Props also to 15 team too; bit slow in the pits, but they obviously got that car goin’. Great Job Mikey! And to Elliott’s pit crew for throwing everything but the kitchen sink at that car and getting into the top 15 by the end of the race. Kasey. :( And Tony! *gasp* Dude do NOT scare us like that! I'll avoid all the "Hot-Temper" cliche jokes and just thank the Gawds the guy is relatively unharmed. How did fire get into the cockpit?

Is it just me, or does every time Biffle gets out in front he’s gone. Does that guy stash a canister of nitro in his suit or what? ;) Just kidding. Man, for a back up car coming ALL the way from the back, that was one hell of a win!

End to my Spring Break: Movies.

I watched Elektra and Hotel Rwanda yesterday. Electra was ... *M’eh*, the villains sucked, but Hotel Rwanda is something I think everyone should see.

The Rwandan genocide was an abject failure on the part of the U.N. and all the western powers (America and European) that claim a higher moral standard gives them the right to interfere in other nation’s development. These people were practically abandoned as the ethnic majority in the country, the Hutus, tried to eradicate the ethnic minority, the Tutsis, as the standing army fought off rebel forces. The media got the story out, but no government cared enough to bother. Over 800,000 Tutsis, men women and children, died in slaughter in streets and in genocidal prisons. In the middle of this incredible terror, Rusesabagina, like Schindler, used what he had, what he could charm, what he could barter, to save over 1,200 people who came from the ethnicities on both sides of the conflict.

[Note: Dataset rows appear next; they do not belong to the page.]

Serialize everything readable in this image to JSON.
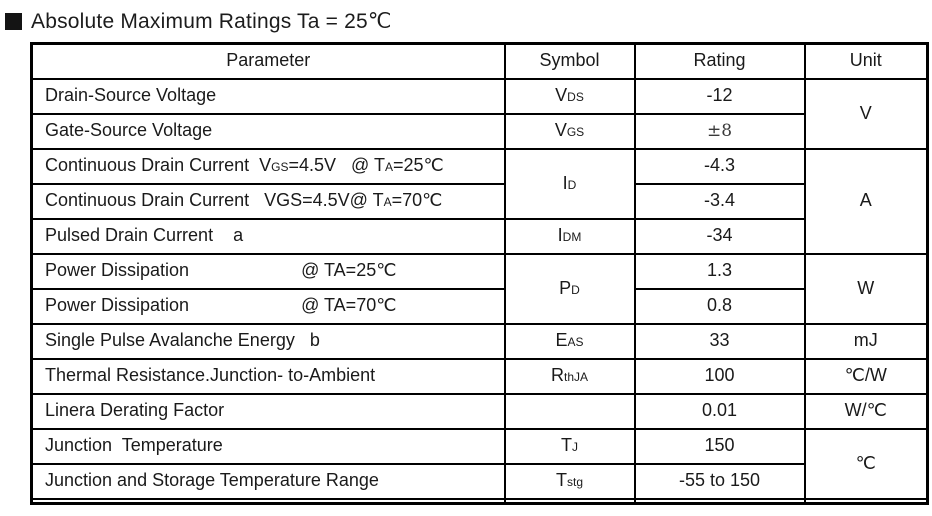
{
  "title": "Absolute Maximum Ratings Ta = 25℃",
  "table": {
    "headers": [
      "Parameter",
      "Symbol",
      "Rating",
      "Unit"
    ],
    "rows": [
      {
        "param": [
          {
            "t": "Drain-Source Voltage"
          }
        ],
        "sym": [
          {
            "t": "V"
          },
          {
            "s": "DS"
          }
        ],
        "rating": "-12",
        "unit": "V"
      },
      {
        "param": [
          {
            "t": "Gate-Source Voltage"
          }
        ],
        "sym": [
          {
            "t": "V"
          },
          {
            "s": "GS"
          }
        ],
        "rating": "±8"
      },
      {
        "param": [
          {
            "t": "Continuous Drain Current  V"
          },
          {
            "s": "GS"
          },
          {
            "t": "=4.5V   @ T"
          },
          {
            "s": "A"
          },
          {
            "t": "=25℃"
          }
        ],
        "sym": [
          {
            "t": "I"
          },
          {
            "s": "D"
          }
        ],
        "rating": "-4.3",
        "unit": "A"
      },
      {
        "param": [
          {
            "t": "Continuous Drain Current   VGS=4.5V@ T"
          },
          {
            "s": "A"
          },
          {
            "t": "=70℃"
          }
        ],
        "rating": "-3.4"
      },
      {
        "param": [
          {
            "t": "Pulsed Drain Current    a"
          }
        ],
        "sym": [
          {
            "t": "I"
          },
          {
            "s": "DM"
          }
        ],
        "rating": "-34"
      },
      {
        "param": [
          {
            "t": "Power Dissipation"
          },
          {
            "g": 112
          },
          {
            "t": "@ TA=25℃"
          }
        ],
        "sym": [
          {
            "t": "P"
          },
          {
            "s": "D"
          }
        ],
        "rating": "1.3",
        "unit": "W"
      },
      {
        "param": [
          {
            "t": "Power Dissipation"
          },
          {
            "g": 112
          },
          {
            "t": "@ TA=70℃"
          }
        ],
        "rating": "0.8"
      },
      {
        "param": [
          {
            "t": "Single Pulse Avalanche Energy   b"
          }
        ],
        "sym": [
          {
            "t": "E"
          },
          {
            "s": "AS"
          }
        ],
        "rating": "33",
        "unit": "mJ"
      },
      {
        "param": [
          {
            "t": "Thermal Resistance.Junction- to-Ambient"
          }
        ],
        "sym": [
          {
            "t": "R"
          },
          {
            "s": "thJA"
          }
        ],
        "rating": "100",
        "unit": "℃/W"
      },
      {
        "param": [
          {
            "t": "Linera Derating Factor"
          }
        ],
        "sym": [],
        "rating": "0.01",
        "unit": "W/℃"
      },
      {
        "param": [
          {
            "t": "Junction  Temperature"
          }
        ],
        "sym": [
          {
            "t": "T"
          },
          {
            "s": "J"
          }
        ],
        "rating": "150",
        "unit": "℃"
      },
      {
        "param": [
          {
            "t": "Junction and Storage Temperature Range"
          }
        ],
        "sym": [
          {
            "t": "T"
          },
          {
            "s": "stg"
          }
        ],
        "rating": "-55 to 150"
      }
    ]
  },
  "colors": {
    "border": "#000000",
    "text": "#1a1a1a",
    "background": "#ffffff"
  },
  "icons": {
    "title_bullet": "black-square-icon"
  }
}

And before people think that we, as Americans, are “so beyond this sort of thing”, look what we did to the Asian American population during WWII, at what we did to the African Americans during the Civil Rights movement, at what is happening in this country now. We have armed militia, responsible to no one, out hunting down illegal aliens. How many steps is the Minuteman Project from the genocidal Interahamwe? It might not be as far as you think. And then there is the Red and Blue divide within our own nation. Given some of the rhetoric that people such as Ann Coulter have put out there such as “We need to execute people like John Walker in order to physically intimidate liberals, by making them realize that they can be killed, too. Otherwise, they will turn out to be outright traitors." Don’t exactly cool the flames of hate and establish a dialog of understanding.

The first question one asks oneself when hearing of any story like this is, “Could I be that brave?” Rusesabagina had opportunities to leave, but he stayed simply because he felt that if he abandoned the refugees at the hotel, “it would be as if I had killed them myself”. In today's modern society of denying responsibility for anything and everything, would we be able to instinctually recognize the responsibility we each have to each other? Are people like Rusesabagina and Schindler extordinary people or are they just like you and me in the right place at the right time? I don’t know. I don’t what I would do, I don’t think anyone can answer that question until faced with the gun. I can hope that we all would.